Le Flyboard tel qu’il existe aujourd’hui a été présenté au grand public lors des Championnats du monde de jet-ski de 2012, qui se sont tenus en Chine. Désormais, le flyboard est considéré comme un sport nautique à part entière. À savoir : le flyboard dispose de sa propre Coupe du monde, dont la première édition a eu lieu en 2012 au Qatar. D’ailleurs, le premier Champion du monde de flyboard est lui aussi français. Franky Zapata a ensuite continué à perfectionner ce premier projet, en travaillant sur un nouveau modèle : le « Flyboard Air ».

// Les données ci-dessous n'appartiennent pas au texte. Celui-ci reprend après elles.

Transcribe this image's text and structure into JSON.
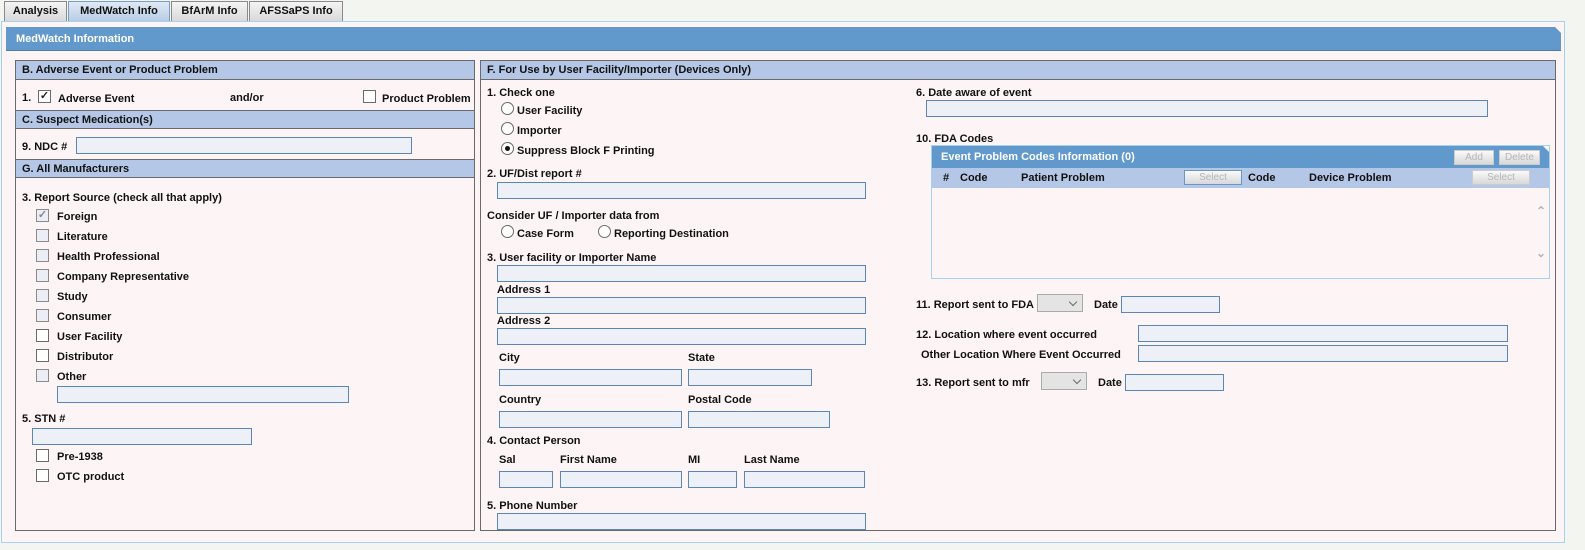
{
  "tabs": [
    {
      "label": "Analysis",
      "active": false
    },
    {
      "label": "MedWatch Info",
      "active": true
    },
    {
      "label": "BfArM Info",
      "active": false
    },
    {
      "label": "AFSSaPS Info",
      "active": false
    }
  ],
  "main_header": "MedWatch Information",
  "section_b": {
    "title": "B. Adverse Event or Product Problem",
    "item_num": "1.",
    "adverse_event_label": "Adverse Event",
    "adverse_event_checked": true,
    "andor": "and/or",
    "product_problem_label": "Product Problem",
    "product_problem_checked": false
  },
  "section_c": {
    "title": "C. Suspect Medication(s)",
    "ndc_label": "9. NDC #",
    "ndc_value": ""
  },
  "section_g": {
    "title": "G. All Manufacturers",
    "report_source_label": "3. Report Source (check all that apply)",
    "report_sources": [
      {
        "label": "Foreign",
        "checked": true
      },
      {
        "label": "Literature",
        "checked": false
      },
      {
        "label": "Health Professional",
        "checked": false
      },
      {
        "label": "Company Representative",
        "checked": false
      },
      {
        "label": "Study",
        "checked": false
      },
      {
        "label": "Consumer",
        "checked": false
      },
      {
        "label": "User Facility",
        "checked": false
      },
      {
        "label": "Distributor",
        "checked": false
      },
      {
        "label": "Other",
        "checked": false
      }
    ],
    "other_value": "",
    "stn_label": "5. STN #",
    "stn_value": "",
    "pre1938_label": "Pre-1938",
    "otc_label": "OTC product"
  },
  "section_f": {
    "title": "F. For Use by User Facility/Importer (Devices Only)",
    "check_one_label": "1. Check one",
    "check_one_options": [
      {
        "label": "User Facility",
        "selected": false
      },
      {
        "label": "Importer",
        "selected": false
      },
      {
        "label": "Suppress Block F Printing",
        "selected": true
      }
    ],
    "uf_dist_label": "2. UF/Dist report #",
    "consider_label": "Consider UF / Importer data from",
    "consider_options": [
      {
        "label": "Case Form",
        "selected": false
      },
      {
        "label": "Reporting Destination",
        "selected": false
      }
    ],
    "facility_name_label": "3. User facility or Importer Name",
    "address1_label": "Address 1",
    "address2_label": "Address 2",
    "city_label": "City",
    "state_label": "State",
    "country_label": "Country",
    "postal_label": "Postal Code",
    "contact_label": "4. Contact Person",
    "sal_label": "Sal",
    "first_name_label": "First Name",
    "mi_label": "MI",
    "last_name_label": "Last Name",
    "phone_label": "5. Phone Number",
    "date_aware_label": "6. Date aware of event",
    "fda_codes_label": "10. FDA Codes",
    "codes_grid": {
      "title": "Event Problem Codes Information (0)",
      "add_label": "Add",
      "delete_label": "Delete",
      "columns": [
        "#",
        "Code",
        "Patient Problem",
        "Code",
        "Device Problem"
      ],
      "select_label": "Select"
    },
    "report_fda_label": "11. Report sent to FDA",
    "date_label": "Date",
    "location_label": "12. Location where event occurred",
    "other_location_label": "Other Location Where Event Occurred",
    "report_mfr_label": "13. Report sent to mfr"
  }
}
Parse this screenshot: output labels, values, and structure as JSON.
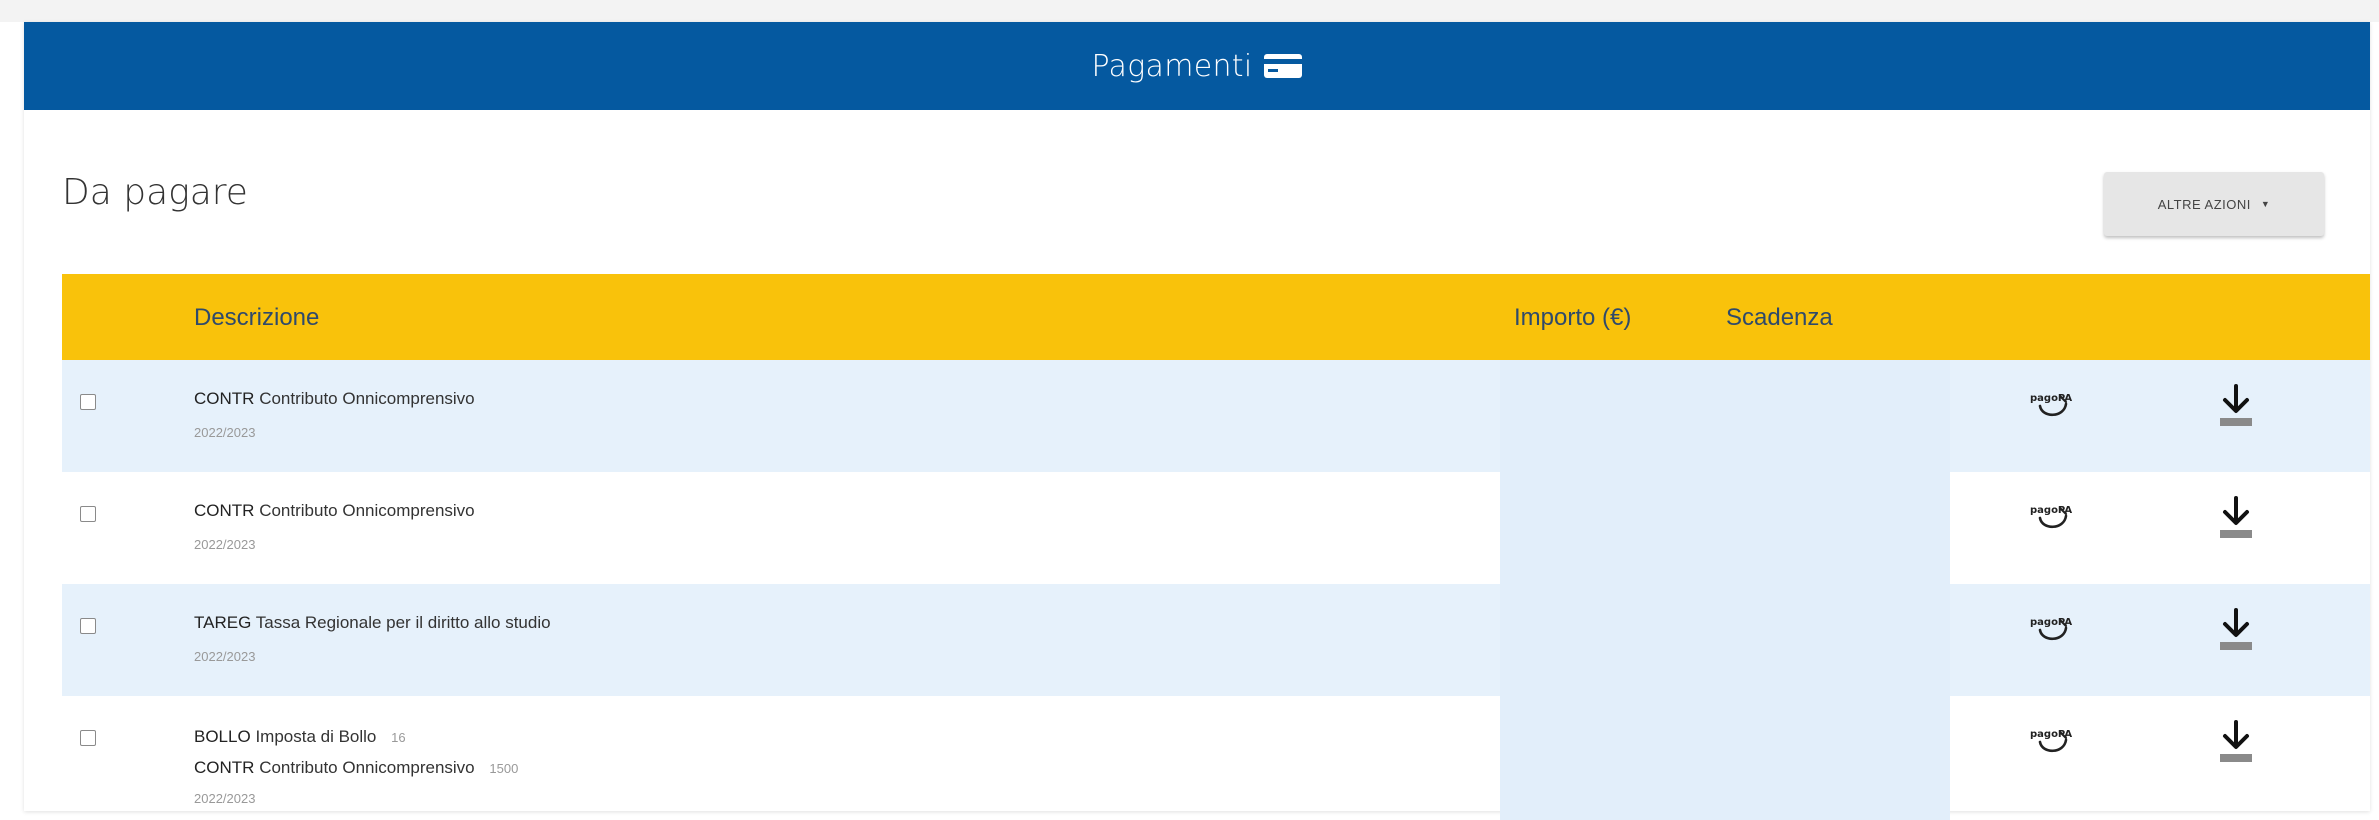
{
  "header": {
    "title": "Pagamenti",
    "icon": "credit-card-icon"
  },
  "section": {
    "title": "Da pagare"
  },
  "actions": {
    "label": "ALTRE AZIONI"
  },
  "table": {
    "columns": [
      "Descrizione",
      "Importo (€)",
      "Scadenza"
    ],
    "rows": [
      {
        "lines": [
          {
            "code": "CONTR",
            "text": "Contributo Onnicomprensivo",
            "amount": ""
          }
        ],
        "year": "2022/2023"
      },
      {
        "lines": [
          {
            "code": "CONTR",
            "text": "Contributo Onnicomprensivo",
            "amount": ""
          }
        ],
        "year": "2022/2023"
      },
      {
        "lines": [
          {
            "code": "TAREG",
            "text": "Tassa Regionale per il diritto allo studio",
            "amount": ""
          }
        ],
        "year": "2022/2023"
      },
      {
        "lines": [
          {
            "code": "BOLLO",
            "text": "Imposta di Bollo",
            "amount": "16"
          },
          {
            "code": "CONTR",
            "text": "Contributo Onnicomprensivo",
            "amount": "1500"
          }
        ],
        "year": "2022/2023"
      }
    ],
    "pay_icon_label": "pagoPA",
    "colors": {
      "header_bg": "#f9c20b",
      "alt_row": "#e6f1fb",
      "brand": "#0559a0"
    }
  }
}
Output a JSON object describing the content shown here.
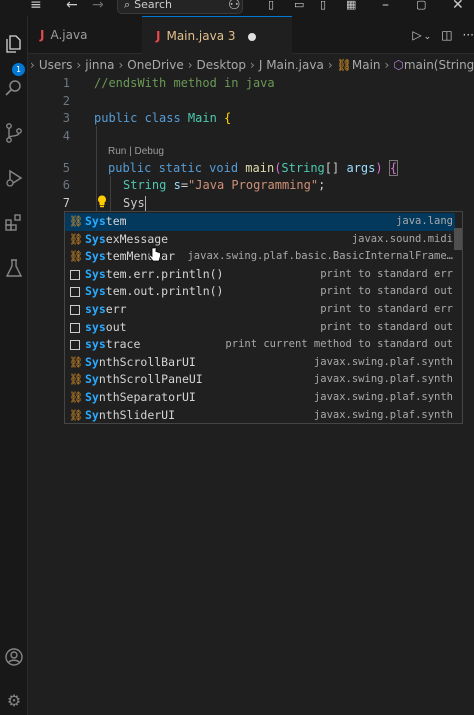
{
  "titlebar": {
    "menu_icon": "menu-icon",
    "back_icon": "arrow-left-icon",
    "forward_icon": "arrow-right-icon",
    "search_label": "Search",
    "copilot_icon": "copilot-icon"
  },
  "tabs": [
    {
      "label": "A.java",
      "icon": "J",
      "active": false
    },
    {
      "label": "Main.java 3",
      "icon": "J",
      "active": true,
      "modified": true
    }
  ],
  "breadcrumb": [
    "Users",
    "jinna",
    "OneDrive",
    "Desktop",
    "J Main.java",
    "Main",
    "main(String[])"
  ],
  "activity_badge": "1",
  "editor": {
    "line_numbers": [
      "1",
      "2",
      "3",
      "4",
      "5",
      "6",
      "7"
    ],
    "codelens": "Run | Debug",
    "lines": {
      "l1": "//endsWith method in java",
      "l3_kw": "public class ",
      "l3_name": "Main",
      "l3_brace": " {",
      "l5_kw": "public static void ",
      "l5_fn": "main",
      "l5_paren": "(",
      "l5_type": "String",
      "l5_rest": "[] ",
      "l5_var": "args",
      "l5_close": ") ",
      "l5_brace": "{",
      "l6_type": "String ",
      "l6_var": "s",
      "l6_eq": "=",
      "l6_str": "\"Java Programming\"",
      "l6_semi": ";",
      "l7": "Sys"
    }
  },
  "suggestions": [
    {
      "kind": "class",
      "match": "Sys",
      "rest": "tem",
      "detail": "java.lang",
      "selected": true
    },
    {
      "kind": "class",
      "match": "Sys",
      "rest": "exMessage",
      "detail": "javax.sound.midi",
      "selected": false
    },
    {
      "kind": "class",
      "match": "Sys",
      "rest": "temMenuBar",
      "detail": "javax.swing.plaf.basic.BasicInternalFrame…",
      "selected": false
    },
    {
      "kind": "snippet",
      "match": "Sys",
      "rest": "tem.err.println()",
      "detail": "print to standard err",
      "selected": false
    },
    {
      "kind": "snippet",
      "match": "Sys",
      "rest": "tem.out.println()",
      "detail": "print to standard out",
      "selected": false
    },
    {
      "kind": "snippet",
      "match": "sys",
      "rest": "err",
      "detail": "print to standard err",
      "selected": false
    },
    {
      "kind": "snippet",
      "match": "sys",
      "rest": "out",
      "detail": "print to standard out",
      "selected": false
    },
    {
      "kind": "snippet",
      "match": "sys",
      "rest": "trace",
      "detail": "print current method to standard out",
      "selected": false
    },
    {
      "kind": "class",
      "match": "Sy",
      "rest": "nthScrollBarUI",
      "detail": "javax.swing.plaf.synth",
      "selected": false
    },
    {
      "kind": "class",
      "match": "Sy",
      "rest": "nthScrollPaneUI",
      "detail": "javax.swing.plaf.synth",
      "selected": false
    },
    {
      "kind": "class",
      "match": "Sy",
      "rest": "nthSeparatorUI",
      "detail": "javax.swing.plaf.synth",
      "selected": false
    },
    {
      "kind": "class",
      "match": "Sy",
      "rest": "nthSliderUI",
      "detail": "javax.swing.plaf.synth",
      "selected": false
    }
  ]
}
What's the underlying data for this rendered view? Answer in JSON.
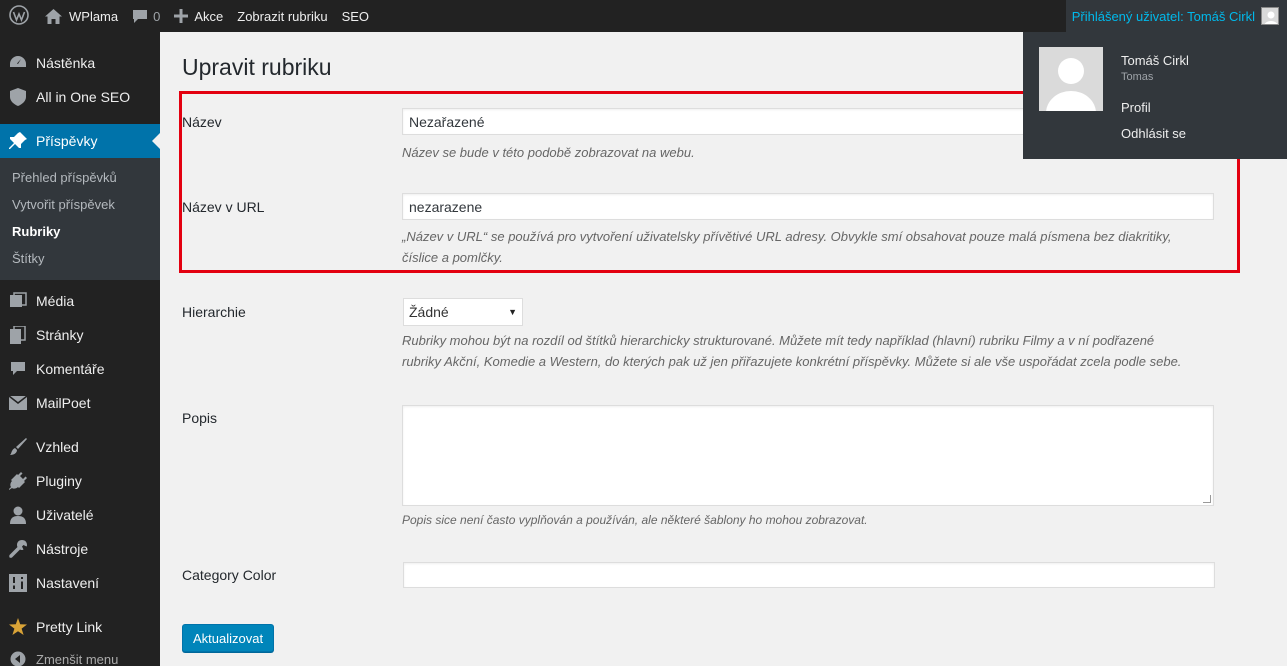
{
  "adminbar": {
    "site_name": "WPlama",
    "comments_count": "0",
    "new_label": "Akce",
    "view_label": "Zobrazit rubriku",
    "seo_label": "SEO",
    "howdy": "Přihlášený uživatel: Tomáš Cirkl"
  },
  "account": {
    "display_name": "Tomáš Cirkl",
    "username": "Tomas",
    "profile": "Profil",
    "logout": "Odhlásit se"
  },
  "sidebar": {
    "items": [
      {
        "label": "Nástěnka",
        "icon": "dashboard-icon"
      },
      {
        "label": "All in One SEO",
        "icon": "shield-icon"
      },
      {
        "label": "Příspěvky",
        "icon": "pin-icon"
      },
      {
        "label": "Média",
        "icon": "media-icon"
      },
      {
        "label": "Stránky",
        "icon": "pages-icon"
      },
      {
        "label": "Komentáře",
        "icon": "comment-icon"
      },
      {
        "label": "MailPoet",
        "icon": "mail-icon"
      },
      {
        "label": "Vzhled",
        "icon": "brush-icon"
      },
      {
        "label": "Pluginy",
        "icon": "plugin-icon"
      },
      {
        "label": "Uživatelé",
        "icon": "user-icon"
      },
      {
        "label": "Nástroje",
        "icon": "wrench-icon"
      },
      {
        "label": "Nastavení",
        "icon": "settings-icon"
      },
      {
        "label": "Pretty Link",
        "icon": "star-icon"
      }
    ],
    "submenu": [
      "Přehled příspěvků",
      "Vytvořit příspěvek",
      "Rubriky",
      "Štítky"
    ],
    "collapse": "Zmenšit menu"
  },
  "form": {
    "title": "Upravit rubriku",
    "name_label": "Název",
    "name_value": "Nezařazené",
    "name_desc": "Název se bude v této podobě zobrazovat na webu.",
    "slug_label": "Název v URL",
    "slug_value": "nezarazene",
    "slug_desc_1": "„Název v URL“ se používá pro vytvoření uživatelsky přívětivé URL adresy. Obvykle smí obsahovat pouze malá písmena bez diakritiky,",
    "slug_desc_2": "číslice a pomlčky.",
    "parent_label": "Hierarchie",
    "parent_value": "Žádné",
    "parent_desc_1": "Rubriky mohou být na rozdíl od štítků hierarchicky strukturované. Můžete mít tedy například (hlavní) rubriku Filmy a v ní podřazené",
    "parent_desc_2": "rubriky Akční, Komedie a Western, do kterých pak už jen přiřazujete konkrétní příspěvky. Můžete si ale vše uspořádat zcela podle sebe.",
    "desc_label": "Popis",
    "desc_help": "Popis sice není často vyplňován a používán, ale některé šablony ho mohou zobrazovat.",
    "color_label": "Category Color",
    "submit": "Aktualizovat"
  },
  "colors": {
    "accent": "#0073aa",
    "highlight": "#e30010",
    "adminbar": "#222222"
  }
}
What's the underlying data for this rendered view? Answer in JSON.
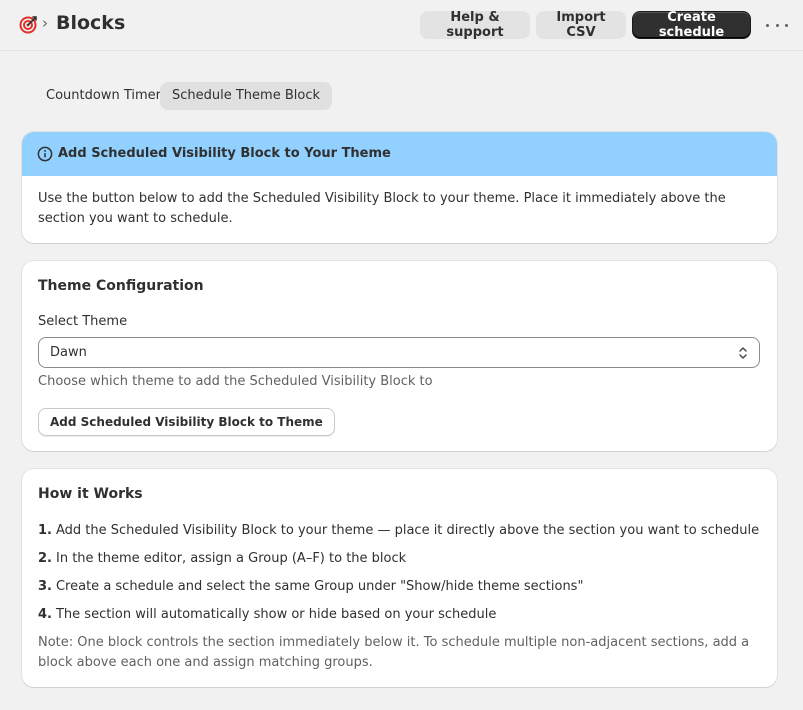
{
  "header": {
    "breadcrumb_chevron": "›",
    "title": "Blocks",
    "help_label": "Help & support",
    "import_label": "Import CSV",
    "create_label": "Create schedule"
  },
  "tabs": [
    {
      "label": "Countdown Timer",
      "active": false
    },
    {
      "label": "Schedule Theme Block",
      "active": true
    }
  ],
  "banner": {
    "title": "Add Scheduled Visibility Block to Your Theme",
    "body": "Use the button below to add the Scheduled Visibility Block to your theme. Place it immediately above the section you want to schedule.",
    "color": "#91d0ff"
  },
  "config": {
    "title": "Theme Configuration",
    "select_label": "Select Theme",
    "selected_theme": "Dawn",
    "help_text": "Choose which theme to add the Scheduled Visibility Block to",
    "add_button": "Add Scheduled Visibility Block to Theme"
  },
  "how": {
    "title": "How it Works",
    "steps": [
      {
        "num": "1.",
        "text": "Add the Scheduled Visibility Block to your theme — place it directly above the section you want to schedule"
      },
      {
        "num": "2.",
        "text": "In the theme editor, assign a Group (A–F) to the block"
      },
      {
        "num": "3.",
        "text": "Create a schedule and select the same Group under \"Show/hide theme sections\""
      },
      {
        "num": "4.",
        "text": "The section will automatically show or hide based on your schedule"
      }
    ],
    "note": "Note: One block controls the section immediately below it. To schedule multiple non-adjacent sections, add a block above each one and assign matching groups."
  },
  "colors": {
    "primary_button": "#303030",
    "app_logo": "#e0342a"
  }
}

Architecture et fonctionnement du Flyboard Air
En avril 2016, Zapata présente le Flyboard Air, un appareil propulsé par quatre micros turboréacteurs et capable d'emporter son pilote pour des vols de plusieurs minutes. Nombreuses sont les personnes qui ont cru à un canular. Pourtant, le Flyboard Air, sorte de « Jet board » (en référence au Jetpack qui existe depuis des années), est bel et bien réel. Il s’agit en effet d’un engin totalement autonome, fonctionnant via une unité de propulsion indépendante, et constitué de réacteurs fonctionnant au kérosène.
Le pilotage de l'appareil est particulièrement délicat. Il fonctionne grossièrement comme un Segway, c'est à dire grâce au transfert de masse opéré par le pilote. Sauf qu'un Segway dispose d'un support et n'a pas pour préoccupation le lacet, ce mouvement de rotation horizontal autour d'un axe qui n'est, par ailleurs, pas toujours vertical dans le cas du Flyboard Air. Pour parvenir à stabiliser son engin, Francky Zapata a donc prévu de l'équiper de pas moins de six moteurs. Quatre sont disposés sous le plateau qui supporte le pilote, deux sur les côtés ; ces derniers sont utilisés pour la rotation. Pourquoi quatre moteurs sous la planche au lieu d'un seul ? Pour stabiliser l'appareil. Ce fut là la plus grosse difficulté du développement : créer un algorithme qui parvienne à faire que s'entendent les jambes du pilote et les moteurs. Le programme conçu par son équipe est ainsi capable d'ajuster la vitesse des turbines latérales, et l'inclinaison des turbo-réacteurs.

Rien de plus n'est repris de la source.